CI Gate Security are a series of gate verify checks which are centred on preventing sensitive information or possible malicious objects from getting merged into OPNFV repos.
It also performs cursory checks to verify code files and documentation contain a Licence header.
Anteater works on whitelists / blacklists that are generated using standard regular expressions, so it is possible to easily extend anteater to verify any content for any nominated string or file type, beyond even security.
- User commits patch to repo
- Jenkins calls 'anteater' tool with list of files
- Each file is processed through the following checks
- Binary check
- If file is binary, it will be logged under Jenkins 'code review' section
- file name / content checks
- A check will be made to search the file contents, file and file extension naming for sensitive data or dangerous strings. If found, it will be logged under Jenkins 'code review' section
- License check
- A cursory search will be made to verify that some sort of license is included (full license header will later be checked by Legal). If a license is not present, it will be logged under Jenkins 'code review' section
Anteater tool overview
Anteater is a standard POSIX compliant CLI application.
Perform a scan against a patchset. A patchset is a file supplied by Jenkins and is a list of files commited in a patch, with each file being on a newline.
Perform a scan against an entire project. This scan will walk through all files within the repo.
Configuration of Anteater 'master_list.yaml'
A single file called 'master_list.yaml' is used to declare blacklists within anteater. A blacklist is a nothing more then a standard regular expression. If anteater matches regular expression set within master_list.yaml, it will fail the jenkins job (the commited patch).
A global ignore list is configured under binaries_ignore: directive.
See the following example default list, that allows common git artefacts to pass gate with no challenge. The complete list will be developed by consensus of PTLs prior to implementation.
file_names & file_contents
The file_names directive will report at gate any files which have a file name that matches any configured regular expressions set with 'master_list.yaml' `file_name` directive.
The file_contents directive will report any files which contain any of the nominated regex patterns under `file_contents`.
If these patterns are discovered by anteater, jenkins will votes with a -1.
Should the pattern be a false positive, then a patch needs to be supplied to the project exception file (see next section 'Project exceptions for file_names, file_contents and binaries).
Project exceptions for file names, file contents and binaries
Project specific exceptions can be added for file_names and file_contents, by using the name of the repository within the anteater/exceptions/ directory.
A cursory check is made to verify that the strings of either 'copyright' or 'SPDX' are set within the file.
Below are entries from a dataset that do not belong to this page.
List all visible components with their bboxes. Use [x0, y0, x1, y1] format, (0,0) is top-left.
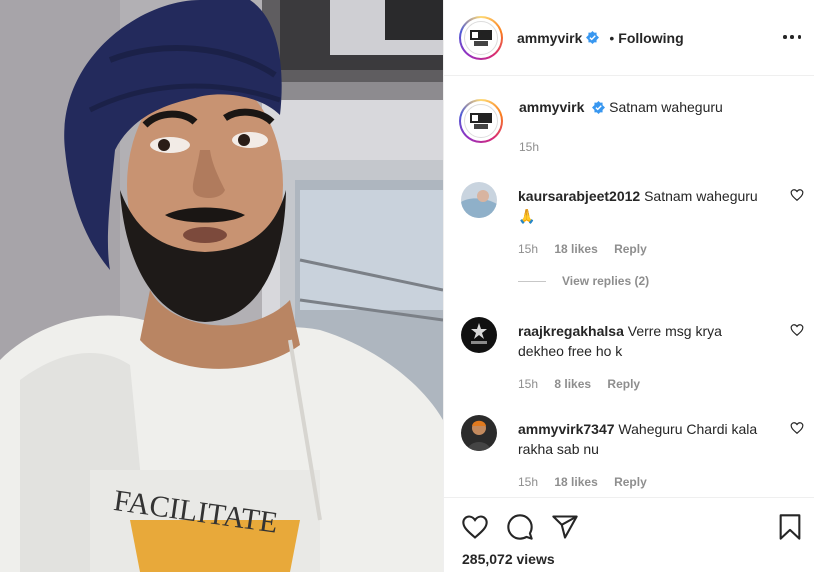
comment-icon[interactable] [506, 513, 534, 541]
post-video[interactable]: FACILITATE [0, 0, 443, 572]
comment-time[interactable]: 15h [518, 377, 538, 391]
heart-icon[interactable] [790, 323, 804, 337]
post-header: ammyvirk • Following [444, 0, 814, 76]
bookmark-icon[interactable] [776, 513, 804, 541]
heart-icon[interactable] [790, 188, 804, 202]
comment-username[interactable]: kaursarabjeet2012 [518, 188, 640, 204]
header-separator: • [609, 29, 615, 46]
reply-button[interactable]: Reply [614, 475, 647, 489]
caption-text: Satnam waheguru [609, 99, 723, 115]
heart-icon[interactable] [790, 421, 804, 435]
comment-time[interactable]: 15h [518, 242, 538, 256]
reply-button[interactable]: Reply [607, 377, 640, 391]
view-replies-button[interactable]: View replies (2) [518, 274, 649, 288]
caption-username[interactable]: ammyvirk [519, 99, 584, 115]
post-actions: 285,072 views [444, 497, 814, 572]
verified-badge-icon [592, 101, 606, 114]
view-count[interactable]: 285,072 views [462, 551, 555, 567]
caption-timestamp[interactable]: 15h [519, 140, 539, 154]
comment-likes[interactable]: 18 likes [554, 242, 597, 256]
more-options-icon[interactable] [783, 28, 801, 46]
following-button[interactable]: Following [618, 30, 683, 46]
comment-time[interactable]: 15h [518, 475, 538, 489]
comments-section: ammyvirk Satnam waheguru 15h kaursarabje… [444, 77, 814, 497]
like-heart-icon[interactable] [461, 513, 489, 541]
commenter-avatar[interactable] [461, 415, 497, 451]
comment-username[interactable]: raajkregakhalsa [518, 323, 624, 339]
post-details-panel: ammyvirk • Following ammyvirk Satnam wah… [443, 0, 814, 572]
commenter-avatar[interactable] [461, 317, 497, 353]
reply-button[interactable]: Reply [614, 242, 647, 256]
profile-logo-icon [464, 104, 498, 138]
verified-badge-icon [586, 31, 600, 44]
comment-likes[interactable]: 18 likes [554, 475, 597, 489]
share-icon[interactable] [551, 513, 579, 541]
instagram-post: FACILITATE ammyvirk • Following ammyvirk… [0, 0, 814, 572]
profile-logo-icon [464, 20, 498, 55]
profile-avatar[interactable] [459, 15, 503, 60]
comment-likes[interactable]: 8 likes [554, 377, 591, 391]
commenter-avatar[interactable] [461, 182, 497, 218]
caption-avatar[interactable] [459, 99, 503, 143]
video-frame-illustration: FACILITATE [0, 0, 443, 572]
comment-username[interactable]: ammyvirk7347 [518, 421, 615, 437]
replies-divider [518, 280, 546, 282]
header-username[interactable]: ammyvirk [517, 30, 582, 46]
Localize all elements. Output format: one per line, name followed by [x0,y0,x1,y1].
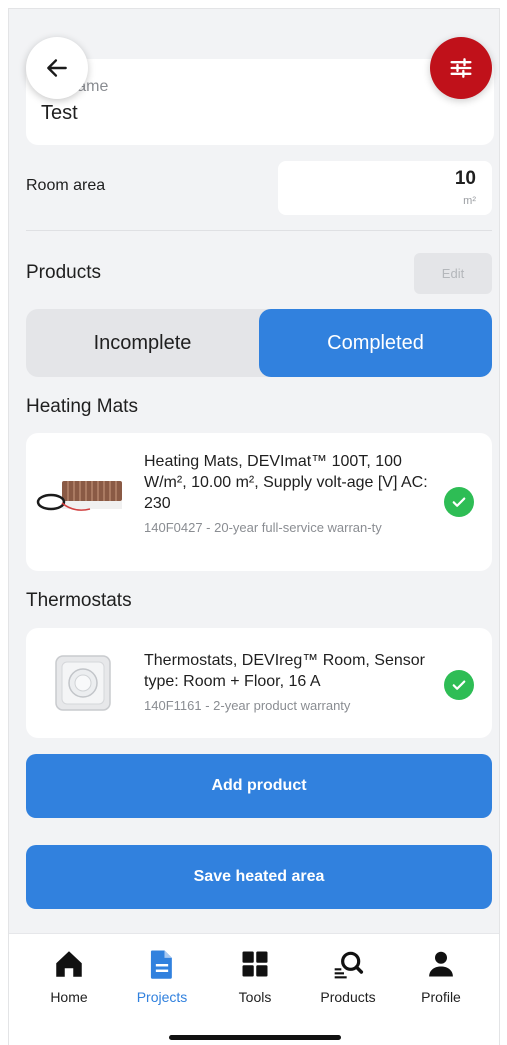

A simple check was agreed on, as the correct format is already checked by the legal team.
The checks will only occur against nominated file extensions `license_exts` and files may be ignored for licence checks using `license_ignore`
License Check in Root Directory
If a run of anteater is made with the --path argument,
All checks which are logged as FAIL, are logged to three log files which are then linked to from gerrit for the particular patch that failed.
Anteater will be a non voting check for 'E' release, and a voting check for 'F' release.
To allow projects to catch up on previous fails from already merged patches, a daily job will run that will scan all files.
If patch object is a binary, perform ClamAV scan.
File checksums All whitelisted binaries will have a check sum (sha256) generated placed into waivers to prevent exploit of same naming to get past gate.
Security Lint Scanning
(re)Introduce Bandit, RATS etc.
Improved gatechecks.yaml Improve formatting (easier to read / more friendly)
PyPi hosted version.
Regexp testing tools.
The cursory license check is OK for code contributed to OPNFV, but just as important is any reference to code that the submitted code interfaces with. So we need to be able to scan the references to ensure that the contribution and its references are compatible under OPNFV’s policy. For example:
- It is acceptable for an OPFNV-hosted module to be Eclipse licensed, and import a GPL-licensed module’s interfaces
- Example: the VES collectd plugin in the Barometer project: https://git.opnfv.org/barometer/tree/3rd_party/collectd-ves-plugin/ves_plugin/ves_plugin.py). It would *not* be acceptable for the VES collectd plugin to be APL 2.0 licensed and to import a GPL-licensed module’s interfaces.
- If possible, license metadata inside binaries (e.g. an image, document, slide deck, …) needs to be explicit (our current practice is to have an umbrella license in the root of the repo).
- Scanning of code and referenced code (which becomes part of the OPNFV platform when built) for licenses and known vulnerabilities
- … other examples need to be developed to establish some policies that the tool can validate
We may need to incorporate additional tools e.g. Fossology or proprietary toolchains (e.g. Blackduck – we should see if we can get an Open Source project use license from them).